The rulings were no surprise in the legal community after justices in December issued an opinion rejecting an appeal by a Pinellas County triple murderer who sought to have his death penalty sentence tossed out for the same reason.
Combined, the Miami-Dade men have spent 131 years on Death Row awaiting execution. They are:
• Guillermo Arbalaez, 54, sentenced to death in 1991.
In 1988, he killed Julio Rivas, the 5-year-old son of his girlfriend. Upset because he saw her with another man, Arbalaez strangled Julio and hurled him from a bridge.
• Victor Tony Jones, 50, sentenced to death in 1993. Jones stabbed an elderly couple to death inside their Miami-Dade office in December 1990. He is appealing federally.
• Norman Parker Jr., 67, sentenced to death in 1981. After his conviction for murder, Parker escaped custody and killed Julio Chavez in a Miami drug deal turned deadly in July 1978. Parker recently died in prison of natural causes.
• Harry Franklin Phillips, 67, sentenced to death in 1984. The convict shot and killed parole supervisor Bjorn Svenson in August 1982 in a North Miami-Dade parking lot. He is appealing federally.
• William Lee Thompson, 60, sentenced to death in 1978. Thompson and another man raped a woman with a chair leg, burned her with cigarettes and whipped her for hours with a chain-link belt — all because she failed to borrow enough money from her mother to give to them.
In Florida, juries in death penalty cases preside over a guilt phase and a separate penalty phase, in which lawyers generally present evidence about their client’s past and explain why the defendant should not be executed.

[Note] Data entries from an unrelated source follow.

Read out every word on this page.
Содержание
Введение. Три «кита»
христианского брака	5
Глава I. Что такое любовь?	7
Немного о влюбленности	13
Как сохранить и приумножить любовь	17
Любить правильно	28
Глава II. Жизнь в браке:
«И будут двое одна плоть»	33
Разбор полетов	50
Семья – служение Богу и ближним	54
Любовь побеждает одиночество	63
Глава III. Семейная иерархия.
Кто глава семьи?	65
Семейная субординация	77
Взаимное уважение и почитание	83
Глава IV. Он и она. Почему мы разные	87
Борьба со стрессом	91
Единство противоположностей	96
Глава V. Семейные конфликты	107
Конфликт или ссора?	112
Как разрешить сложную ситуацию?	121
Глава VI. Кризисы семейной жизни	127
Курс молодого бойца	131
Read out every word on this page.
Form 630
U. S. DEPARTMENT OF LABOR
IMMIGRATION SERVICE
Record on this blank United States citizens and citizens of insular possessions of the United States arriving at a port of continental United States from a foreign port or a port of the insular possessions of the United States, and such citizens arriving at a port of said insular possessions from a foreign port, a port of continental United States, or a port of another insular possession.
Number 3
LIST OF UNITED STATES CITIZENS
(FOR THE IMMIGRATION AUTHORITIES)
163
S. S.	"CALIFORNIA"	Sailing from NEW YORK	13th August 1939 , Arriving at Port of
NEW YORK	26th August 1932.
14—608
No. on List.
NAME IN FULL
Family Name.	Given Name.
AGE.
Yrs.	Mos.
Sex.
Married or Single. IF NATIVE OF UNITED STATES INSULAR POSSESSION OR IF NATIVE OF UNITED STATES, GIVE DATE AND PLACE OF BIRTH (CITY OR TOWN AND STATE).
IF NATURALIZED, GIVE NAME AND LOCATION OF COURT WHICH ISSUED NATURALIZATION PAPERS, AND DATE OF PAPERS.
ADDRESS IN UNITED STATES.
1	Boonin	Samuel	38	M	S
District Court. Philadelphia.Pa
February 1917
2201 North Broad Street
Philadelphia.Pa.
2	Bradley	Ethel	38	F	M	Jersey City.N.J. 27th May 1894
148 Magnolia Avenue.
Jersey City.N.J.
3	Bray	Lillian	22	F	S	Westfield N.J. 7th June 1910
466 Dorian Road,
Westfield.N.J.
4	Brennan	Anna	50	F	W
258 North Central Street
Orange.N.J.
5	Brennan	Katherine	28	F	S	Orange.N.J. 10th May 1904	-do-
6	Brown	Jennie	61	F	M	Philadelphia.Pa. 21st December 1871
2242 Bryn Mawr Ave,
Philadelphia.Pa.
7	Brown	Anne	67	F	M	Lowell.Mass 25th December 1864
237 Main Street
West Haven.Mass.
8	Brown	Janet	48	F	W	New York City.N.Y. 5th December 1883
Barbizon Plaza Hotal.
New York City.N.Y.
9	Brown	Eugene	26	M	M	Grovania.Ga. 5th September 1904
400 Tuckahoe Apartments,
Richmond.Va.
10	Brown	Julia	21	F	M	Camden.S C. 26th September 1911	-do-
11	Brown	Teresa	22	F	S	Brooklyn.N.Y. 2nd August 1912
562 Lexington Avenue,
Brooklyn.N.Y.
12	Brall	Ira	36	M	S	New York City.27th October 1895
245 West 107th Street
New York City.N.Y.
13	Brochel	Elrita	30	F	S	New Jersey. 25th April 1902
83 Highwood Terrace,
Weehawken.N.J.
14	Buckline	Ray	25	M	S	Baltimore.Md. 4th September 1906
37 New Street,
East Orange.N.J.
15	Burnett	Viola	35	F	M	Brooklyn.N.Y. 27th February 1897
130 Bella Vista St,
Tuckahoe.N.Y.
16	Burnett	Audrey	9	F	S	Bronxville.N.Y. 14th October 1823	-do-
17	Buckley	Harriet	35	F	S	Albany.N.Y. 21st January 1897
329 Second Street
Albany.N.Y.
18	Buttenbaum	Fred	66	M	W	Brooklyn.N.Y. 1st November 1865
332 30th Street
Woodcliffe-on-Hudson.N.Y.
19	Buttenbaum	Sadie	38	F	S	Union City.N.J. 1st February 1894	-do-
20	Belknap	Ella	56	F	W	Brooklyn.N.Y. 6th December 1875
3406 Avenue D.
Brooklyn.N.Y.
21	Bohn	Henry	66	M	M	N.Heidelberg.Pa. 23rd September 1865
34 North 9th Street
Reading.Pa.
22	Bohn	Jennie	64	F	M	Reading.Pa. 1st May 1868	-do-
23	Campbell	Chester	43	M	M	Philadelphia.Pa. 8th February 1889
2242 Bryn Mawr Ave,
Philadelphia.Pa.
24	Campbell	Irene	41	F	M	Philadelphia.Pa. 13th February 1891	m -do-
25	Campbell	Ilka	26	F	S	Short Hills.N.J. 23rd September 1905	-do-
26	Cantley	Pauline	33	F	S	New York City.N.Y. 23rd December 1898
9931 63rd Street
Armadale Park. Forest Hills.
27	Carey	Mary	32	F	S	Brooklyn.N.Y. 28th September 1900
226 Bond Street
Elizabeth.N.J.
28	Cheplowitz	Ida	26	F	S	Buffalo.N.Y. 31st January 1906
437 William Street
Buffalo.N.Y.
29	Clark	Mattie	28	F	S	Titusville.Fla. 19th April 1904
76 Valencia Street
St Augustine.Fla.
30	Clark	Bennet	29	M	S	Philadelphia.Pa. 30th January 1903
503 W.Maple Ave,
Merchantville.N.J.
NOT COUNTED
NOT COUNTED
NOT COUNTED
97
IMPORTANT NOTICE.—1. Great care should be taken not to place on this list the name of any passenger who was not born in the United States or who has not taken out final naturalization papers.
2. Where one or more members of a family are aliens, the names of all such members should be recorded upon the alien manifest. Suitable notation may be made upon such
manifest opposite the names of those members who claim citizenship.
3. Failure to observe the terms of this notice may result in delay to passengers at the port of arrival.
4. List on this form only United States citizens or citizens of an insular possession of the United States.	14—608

The men had appealed their convictions after the U.S. Supreme Court in 2010 tossed out the death sentence for George Porter, 80, who was sentenced to execution for the 1986 fatal shootings of his ex-girlfriend and her new boyfriend.
The court tossed out the death sentencing, ruling that Porter’s defense attorney should have investigated his background to prove “mitigating evidence” why the man should be spared.
Jurors never heard that Porter had been wounded and fought valiantly during the Korean War. He was later resentenced to life in prison.
Another Death Row inmate, Jason Dirk Walton, convicted of killing three people during a 1982 robbery in Pinellas County, asked Florida justices to throw out his sentence in light of Porter’s case.
But the Florida Supreme Court in December ruled that Walton had already asked — and been denied — a claim of “ineffective assistance of counsel” and the Porter decision was not retroactive.
Justices cited the Walton decision in denying the 25 men in separate rulings on Thursday.
“We believe the Court’s decision in Walton was sound and are pleased that the convictions in these cases will not be disturbed,” Jenn Meale, a spokeswoman for the Florida Attorney General’s office, said Thursday.